Heute Morgen brechen wir nach einem leckeren, reichhaltigen Frühstück im Canyon Roadhouse gegen 8:30 Uhr auf. Unser heutiges Ziel ist die kleine Stadt Aus, die Luftlinie ca. 200 km in Nordwestlicher Richtung von uns liegt. Wir haben uns für die kürzere und komfortablere Strecke auf der C12 entschieden, die uns 1 ¼ Stunden zunächst zurück Richtung Keetmanshoop führt, anstatt die längere Strecke über den Ort Aussenkehr im Süden zu nehmen.

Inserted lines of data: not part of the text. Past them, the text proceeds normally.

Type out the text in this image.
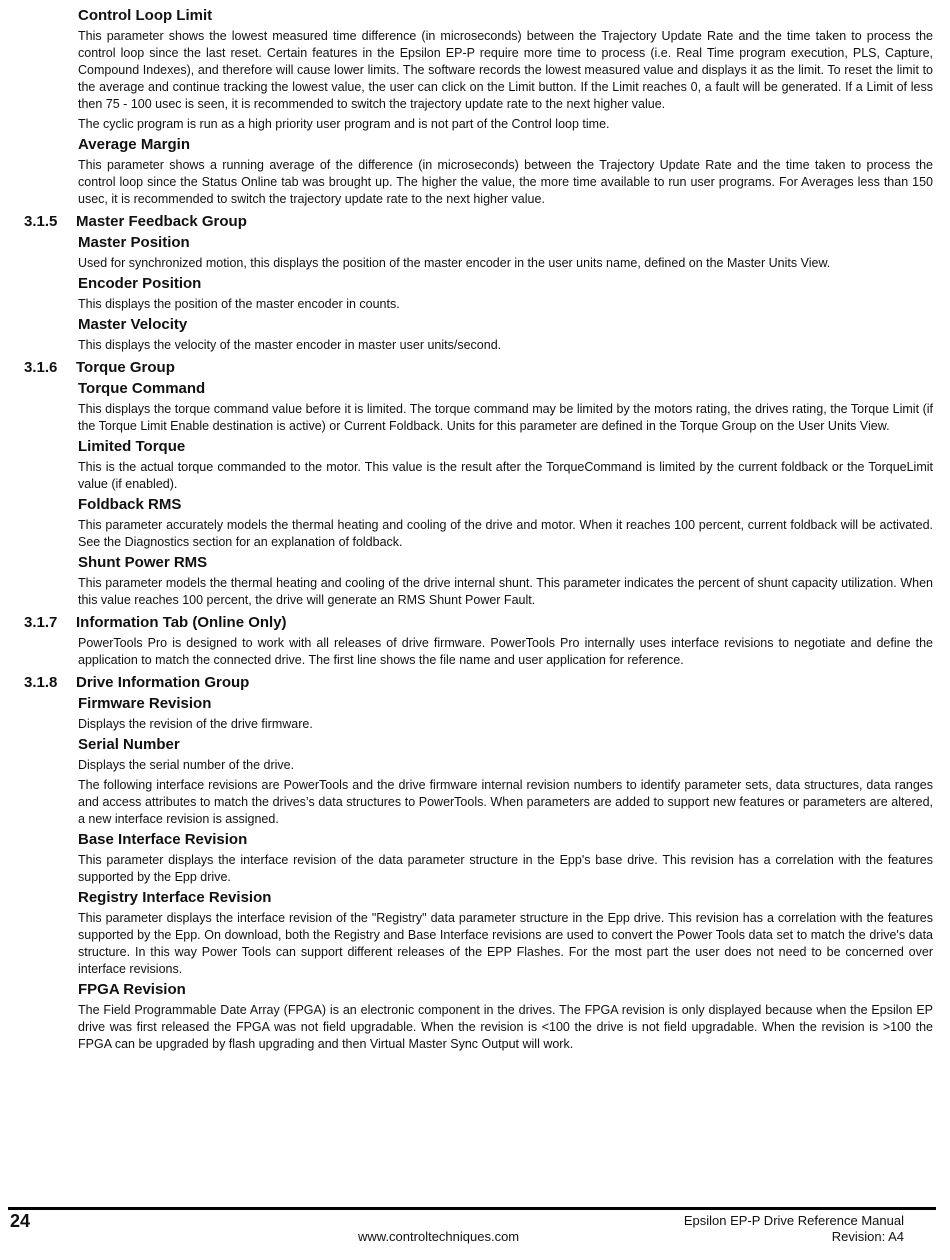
Control Loop Limit

This parameter shows the lowest measured time difference (in microseconds) between the Trajectory Update Rate and the time taken to process the control loop since the last reset. Certain features in the Epsilon EP-P require more time to process (i.e. Real Time program execution, PLS, Capture, Compound Indexes), and therefore will cause lower limits. The software records the lowest measured value and displays it as the limit. To reset the limit to the average and continue tracking the lowest value, the user can click on the Limit button. If the Limit reaches 0, a fault will be generated. If a Limit of less then 75 - 100 usec is seen, it is recommended to switch the trajectory update rate to the next higher value.

The cyclic program is run as a high priority user program and is not part of the Control loop time.

Average Margin

This parameter shows a running average of the difference (in microseconds) between the Trajectory Update Rate and the time taken to process the control loop since the Status Online tab was brought up. The higher the value, the more time available to run user programs. For Averages less than 150 usec, it is recommended to switch the trajectory update rate to the next higher value.

3.1.5	Master Feedback Group
Master Position

Used for synchronized motion, this displays the position of the master encoder in the user units name, defined on the Master Units View.

Encoder Position

This displays the position of the master encoder in counts.

Master Velocity

This displays the velocity of the master encoder in master user units/second.

3.1.6	Torque Group
Torque Command

This displays the torque command value before it is limited. The torque command may be limited by the motors rating, the drives rating, the Torque Limit (if the Torque Limit Enable destination is active) or Current Foldback. Units for this parameter are defined in the Torque Group on the User Units View.

Limited Torque

This is the actual torque commanded to the motor. This value is the result after the TorqueCommand is limited by the current foldback or the TorqueLimit value (if enabled).

Foldback RMS

This parameter accurately models the thermal heating and cooling of the drive and motor. When it reaches 100 percent, current foldback will be activated. See the Diagnostics section for an explanation of foldback.

Shunt Power RMS

This parameter models the thermal heating and cooling of the drive internal shunt. This parameter indicates the percent of shunt capacity utilization. When this value reaches 100 percent, the drive will generate an RMS Shunt Power Fault.

3.1.7	Information Tab (Online Only)

PowerTools Pro is designed to work with all releases of drive firmware. PowerTools Pro internally uses interface revisions to negotiate and define the application to match the connected drive. The first line shows the file name and user application for reference.

3.1.8	Drive Information Group
Firmware Revision

Displays the revision of the drive firmware.

Serial Number

Displays the serial number of the drive.

The following interface revisions are PowerTools and the drive firmware internal revision numbers to identify parameter sets, data structures, data ranges and access attributes to match the drives’s data structures to PowerTools. When parameters are added to support new features or parameters are altered, a new interface revision is assigned.

Base Interface Revision

This parameter displays the interface revision of the data parameter structure in the Epp's base drive. This revision has a correlation with the features supported by the Epp drive.

Registry Interface Revision

This parameter displays the interface revision of the "Registry" data parameter structure in the Epp drive. This revision has a correlation with the features supported by the Epp. On download, both the Registry and Base Interface revisions are used to convert the Power Tools data set to match the drive's data structure. In this way Power Tools can support different releases of the EPP Flashes. For the most part the user does not need to be concerned over interface revisions.

FPGA Revision

The Field Programmable Date Array (FPGA) is an electronic component in the drives. The FPGA revision is only displayed because when the Epsilon EP drive was first released the FPGA was not field upgradable. When the revision is <100 the drive is not field upgradable. When the revision is >100 the FPGA can be upgraded by flash upgrading and then Virtual Master Sync Output will work.

24	Epsilon EP-P Drive Reference Manual
www.controltechniques.com	Revision: A4
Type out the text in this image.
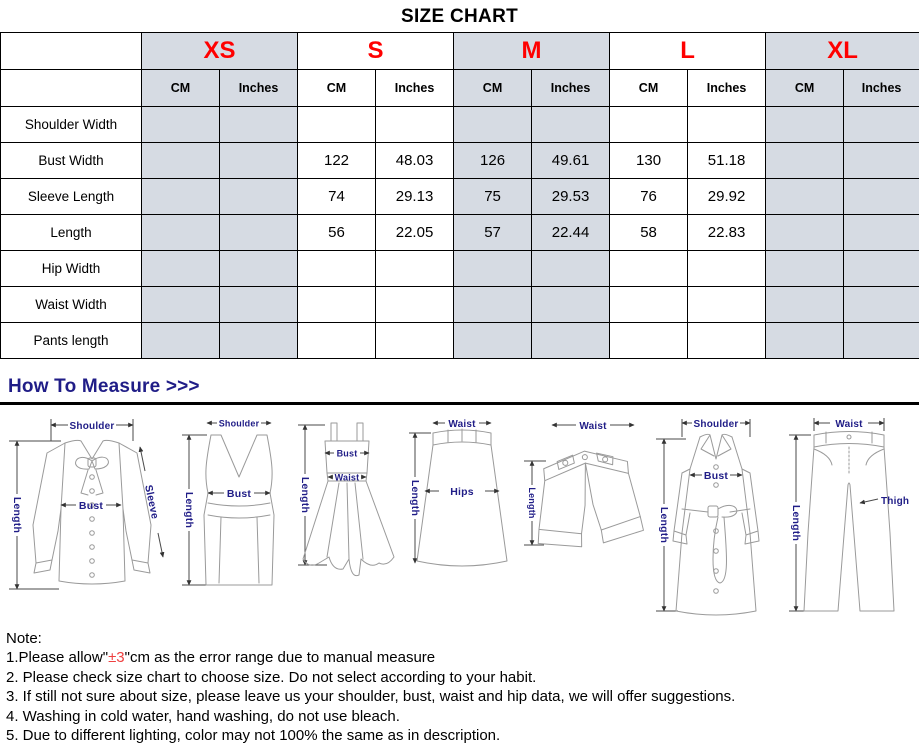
SIZE CHART
	XS		S		M		L		XL	
	CM	Inches	CM	Inches	CM	Inches	CM	Inches	CM	Inches
Shoulder Width										
Bust Width			122	48.03	126	49.61	130	51.18		
Sleeve Length			74	29.13	75	29.53	76	29.92		
Length			56	22.05	57	22.44	58	22.83		
Hip Width										
Waist Width										
Pants length										
How To Measure >>>
Shoulder
Length	Bust	Sleeve
Shoulder
Length	Bust	Length
Bust
Waist
Waist
Length	Hips
Waist
Length
Shoulder
Length
Bust
Waist
Length
Thigh
Note:
1.Please allow"±3"cm as the error range due to manual measure
2. Please check size chart to choose size. Do not select according to your habit.
3. If still not sure about size, please leave us your shoulder, bust, waist and hip data, we will offer suggestions.
4. Washing in cold water, hand washing, do not use bleach.
5. Due to different lighting, color may not 100% the same as in description.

Kurz bevor wir nach links auf die B4 abbiegen, machen wir einen Stopp bei der „Naute Kristall Cellar and Destillery“, die sich der ca. 6 km langen Dattelpalmen- und Weinreben-Oase am Löwenfluss anschließt. Die Inhaber, Michael und Katrin Weder, ein Namibisches Ehepaar deutscher Abstammung, heißen uns in lupenreinem Deutsch willkommen. Den exzellenten Gin dieser Brennerei kennt Wolfgang bereits (geniales Geburtstagsgeschenk unserer Jungs), nun lernen wir noch weitere wunderbare Destillate kennen. Besser gesagt: Wolfgang probiert das meiste, ich „opfere“ mich fürs Fahren. Nebenher führen wir mit Katrin eine angeregte Unterhaltung, vor allem über die Auswirkungen von Corona auf deren Firma.


Nach gut einer Stunde fahren wir mit drei Flaschen leckeren Getränks weiter nach Aus. Auf der landschaftlich wirklich öden Strecke (graue Berge, graues Geröll, graue Ebenen) haben wir eigentlich zwei kurze Stopps geplant: in Seeheim und in Gobas. Ersteres entpuppt sich bei näherer Betrachtung als eine Ansammlung von lediglich 4 bis 5 Häusern, letzteres als nicht mehr existent. Also halten wir, nachdem die Landschaft 50 Km vor Aus immer farbenfroher wird, lediglich an zwei Rastplätzen, die aber mit gigantischen Aussichten punkten können, und erreichen unser Ziel gegen vierzehn Uhr.

Kurzer Stopp zum Tanken und ein paar Kleinigkeiten einkaufen in einem Lädchen, in dem es von den Wattestäbchen bis hin zu Autoreifen scheinbar alles gibt. Dann gönnen wir uns noch einen Cider bzw. Kaffee und als ich in der Kuchentheke eine „Black Forest“-Torte entdecke, muss diese natürlich probiert werden. Die Bedienung strahlt vor Stolz, dass sie uns eine Spezialität unserer Heimat servieren darf. Die Torte war wirklich lecker, wenn sie mit dem Geschmack einer SchwaKiTo auch nicht viel gemein hatte (das Kirschwasser fehlte 😉 ).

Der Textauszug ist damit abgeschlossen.